The black-and-white signs sprouting along Androscoggin County roadsides may have some motorists scratching their heads.
The signs read: “Tear down these tolls,” a message aimed at abolishing tolls along the Maine Turnpike system. But the message continues: “Support LD 120.”
That bill, making its way through the Maine Legislature, doesn’t seek to eliminate turnpike tolls. Instead, if successful, the legislation from Sen. Eric Brakey, R-Auburn, would allow anyone who drives the Maine Turnpike to be credited on his or her state income tax a penny for every mile driven on the toll highway.
Stavros Mendros, a former state lawmaker from Lewiston and owner of Olympic Consulting, calls the bill a “step in the right direction.”
He said he ordered roughly 100 of the signs on behalf of Ron Chicoine of Lewiston, who is a member of the Androscoggin County Commission.
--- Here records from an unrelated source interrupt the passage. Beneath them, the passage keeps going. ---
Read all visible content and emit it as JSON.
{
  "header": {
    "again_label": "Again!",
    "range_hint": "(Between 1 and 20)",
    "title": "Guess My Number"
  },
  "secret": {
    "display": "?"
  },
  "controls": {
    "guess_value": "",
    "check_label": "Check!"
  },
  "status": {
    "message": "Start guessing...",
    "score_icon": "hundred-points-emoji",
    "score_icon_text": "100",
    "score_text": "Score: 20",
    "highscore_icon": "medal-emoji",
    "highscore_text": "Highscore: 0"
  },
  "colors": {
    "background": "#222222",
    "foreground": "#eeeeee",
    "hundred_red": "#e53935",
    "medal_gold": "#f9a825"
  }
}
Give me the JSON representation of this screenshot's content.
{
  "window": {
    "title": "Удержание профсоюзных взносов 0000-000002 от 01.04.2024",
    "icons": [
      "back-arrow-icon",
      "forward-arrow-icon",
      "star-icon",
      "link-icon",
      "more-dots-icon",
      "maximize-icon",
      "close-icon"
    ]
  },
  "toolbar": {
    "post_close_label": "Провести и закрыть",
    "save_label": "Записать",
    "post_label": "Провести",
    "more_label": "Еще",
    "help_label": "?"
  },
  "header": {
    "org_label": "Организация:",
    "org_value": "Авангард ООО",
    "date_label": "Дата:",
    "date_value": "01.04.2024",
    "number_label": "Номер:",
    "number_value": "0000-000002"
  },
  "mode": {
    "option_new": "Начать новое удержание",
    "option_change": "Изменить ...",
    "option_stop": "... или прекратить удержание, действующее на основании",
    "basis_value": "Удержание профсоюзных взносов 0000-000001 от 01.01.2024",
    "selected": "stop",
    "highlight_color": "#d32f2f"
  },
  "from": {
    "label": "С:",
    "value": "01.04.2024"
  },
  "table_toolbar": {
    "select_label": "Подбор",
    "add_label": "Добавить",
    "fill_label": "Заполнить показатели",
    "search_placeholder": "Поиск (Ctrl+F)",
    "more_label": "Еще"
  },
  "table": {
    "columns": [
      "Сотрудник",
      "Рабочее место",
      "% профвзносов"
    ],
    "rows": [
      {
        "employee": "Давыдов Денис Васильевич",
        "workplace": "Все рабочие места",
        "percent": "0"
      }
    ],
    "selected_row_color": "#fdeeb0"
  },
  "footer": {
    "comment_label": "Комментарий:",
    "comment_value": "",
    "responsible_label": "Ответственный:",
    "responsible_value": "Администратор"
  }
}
The two men had decided on that wording for the signs after attending a public hearing in Augusta on Brakey’s bill, which was held by the Joint Standing Committee on Taxation. Both spoke in favor of Brakey’s bill.
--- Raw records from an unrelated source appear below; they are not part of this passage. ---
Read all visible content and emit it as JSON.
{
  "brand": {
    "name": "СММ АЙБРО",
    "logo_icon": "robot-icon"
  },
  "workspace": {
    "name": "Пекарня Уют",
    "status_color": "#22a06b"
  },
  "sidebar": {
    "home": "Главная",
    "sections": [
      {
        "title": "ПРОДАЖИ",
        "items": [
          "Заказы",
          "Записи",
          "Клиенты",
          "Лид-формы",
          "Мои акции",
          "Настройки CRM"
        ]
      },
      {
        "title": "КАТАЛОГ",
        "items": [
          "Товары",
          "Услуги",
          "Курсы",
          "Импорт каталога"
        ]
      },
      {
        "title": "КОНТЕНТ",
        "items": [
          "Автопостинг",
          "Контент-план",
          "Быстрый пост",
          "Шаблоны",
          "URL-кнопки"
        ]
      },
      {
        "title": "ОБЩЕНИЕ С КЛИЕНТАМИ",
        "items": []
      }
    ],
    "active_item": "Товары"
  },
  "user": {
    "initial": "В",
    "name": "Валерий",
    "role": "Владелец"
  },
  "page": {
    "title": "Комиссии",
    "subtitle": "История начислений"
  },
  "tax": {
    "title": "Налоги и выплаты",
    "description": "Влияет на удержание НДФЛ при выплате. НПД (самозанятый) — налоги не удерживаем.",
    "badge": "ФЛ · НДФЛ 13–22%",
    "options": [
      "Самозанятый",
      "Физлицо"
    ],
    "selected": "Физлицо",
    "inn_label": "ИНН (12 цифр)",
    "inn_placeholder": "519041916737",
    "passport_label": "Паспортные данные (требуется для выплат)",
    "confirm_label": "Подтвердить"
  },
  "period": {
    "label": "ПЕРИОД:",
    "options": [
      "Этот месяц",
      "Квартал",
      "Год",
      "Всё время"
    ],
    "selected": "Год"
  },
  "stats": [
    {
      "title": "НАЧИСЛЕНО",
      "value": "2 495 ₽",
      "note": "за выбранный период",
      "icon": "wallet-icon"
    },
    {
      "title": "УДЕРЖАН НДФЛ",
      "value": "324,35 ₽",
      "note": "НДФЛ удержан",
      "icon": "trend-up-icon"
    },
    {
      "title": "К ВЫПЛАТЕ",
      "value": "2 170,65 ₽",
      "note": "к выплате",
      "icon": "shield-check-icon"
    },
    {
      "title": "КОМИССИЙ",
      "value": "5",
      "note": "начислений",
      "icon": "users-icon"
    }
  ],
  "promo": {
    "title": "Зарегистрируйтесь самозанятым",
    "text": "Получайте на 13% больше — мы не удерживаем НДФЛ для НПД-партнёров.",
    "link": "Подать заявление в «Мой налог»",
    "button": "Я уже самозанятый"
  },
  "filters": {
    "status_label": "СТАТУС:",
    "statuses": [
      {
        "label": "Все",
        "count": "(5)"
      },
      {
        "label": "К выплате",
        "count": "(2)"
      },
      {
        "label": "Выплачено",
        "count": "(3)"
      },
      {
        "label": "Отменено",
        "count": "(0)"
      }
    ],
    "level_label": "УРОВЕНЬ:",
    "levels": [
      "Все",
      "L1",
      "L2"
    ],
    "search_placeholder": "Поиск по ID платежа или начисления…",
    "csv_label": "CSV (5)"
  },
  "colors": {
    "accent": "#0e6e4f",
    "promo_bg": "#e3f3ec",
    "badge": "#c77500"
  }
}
In his testimony before the committee, Mendros had urged Maine Turnpike Authority Executive Director Peter Mills to “tear down these tolls,” invoking the memorable sentiment expressed by the late President Ronald Reagan in his 1987 West Berlin speech, which urged demolition of the Berlin Wall.
The signs, which cost a total of roughly $400, have been erected along roads and streets in Androscoggin County towns as well as in the Twin Cities. Mendros said he didn’t charge a fee for his efforts in acquiring the signs and planting them on roadsides with Chicoine and other volunteers.
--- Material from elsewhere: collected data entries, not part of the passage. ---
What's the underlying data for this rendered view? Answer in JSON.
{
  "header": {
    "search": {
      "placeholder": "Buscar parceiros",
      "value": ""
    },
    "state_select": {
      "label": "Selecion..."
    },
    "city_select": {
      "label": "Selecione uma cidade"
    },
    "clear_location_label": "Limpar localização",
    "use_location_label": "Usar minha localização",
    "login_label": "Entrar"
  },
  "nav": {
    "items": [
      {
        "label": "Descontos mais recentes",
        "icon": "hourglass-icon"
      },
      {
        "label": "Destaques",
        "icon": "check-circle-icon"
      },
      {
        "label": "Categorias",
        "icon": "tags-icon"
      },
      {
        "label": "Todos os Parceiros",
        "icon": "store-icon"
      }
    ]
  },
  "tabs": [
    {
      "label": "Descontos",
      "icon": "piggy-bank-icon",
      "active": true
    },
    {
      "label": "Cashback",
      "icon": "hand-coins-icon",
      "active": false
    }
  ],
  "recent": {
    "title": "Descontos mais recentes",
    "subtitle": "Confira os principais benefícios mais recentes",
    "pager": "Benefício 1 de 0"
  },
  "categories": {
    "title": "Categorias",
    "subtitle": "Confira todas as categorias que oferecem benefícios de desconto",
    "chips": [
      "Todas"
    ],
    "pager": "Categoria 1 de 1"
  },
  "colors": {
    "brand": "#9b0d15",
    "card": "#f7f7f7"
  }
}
Chicoine said he is hoping his signs will raise awareness about Brakey’s bill.
“Something should be done about it,” Chicoine said of the tolls. He said motorists in Androscoggin County are hit especially hard.
“It’s just unfair,” he said.
Brakey said motorists who are forced to use the turnpike as their only viable route are being taxed double because they pay tolls while also paying a state gas tax, a portion of which is earmarked for maintaining Maine roads.
All three men point to the $5.50 cost of a round trip from Lewiston or Auburn to Portland on the Maine Turnpike compared to $2 for the same length of commute from Biddeford to Portland. There are no tolls to travel roughly that same distance from Brunswick to Portland and back on Interstate 295, they note.
If Brakey’s bill, which is co-sponsored by Lewiston lawmakers, should fail to pass muster before the Legislature, Mendros and Chicoine said they would consider launching a statewide referendum in November 2016 that would abolish tolls along the Maine Turnpike. Chicoine said he wouldn’t object to a single toll that would capture out-of-state traffic using state roads to do business and vacation in Maine.
But the way the tolls are, “this is the part of the state that gets screwed,” he said.
Chicoine said he would expect to have an easy time gathering the needed signatures to place that question on the ballot. He said he also knows a lot of people who have the money needed to pay for a statewide campaign.
Meanwhile, Brakey’s bill was voted out of committee with a divided report, but has not been presented to the full Legislature.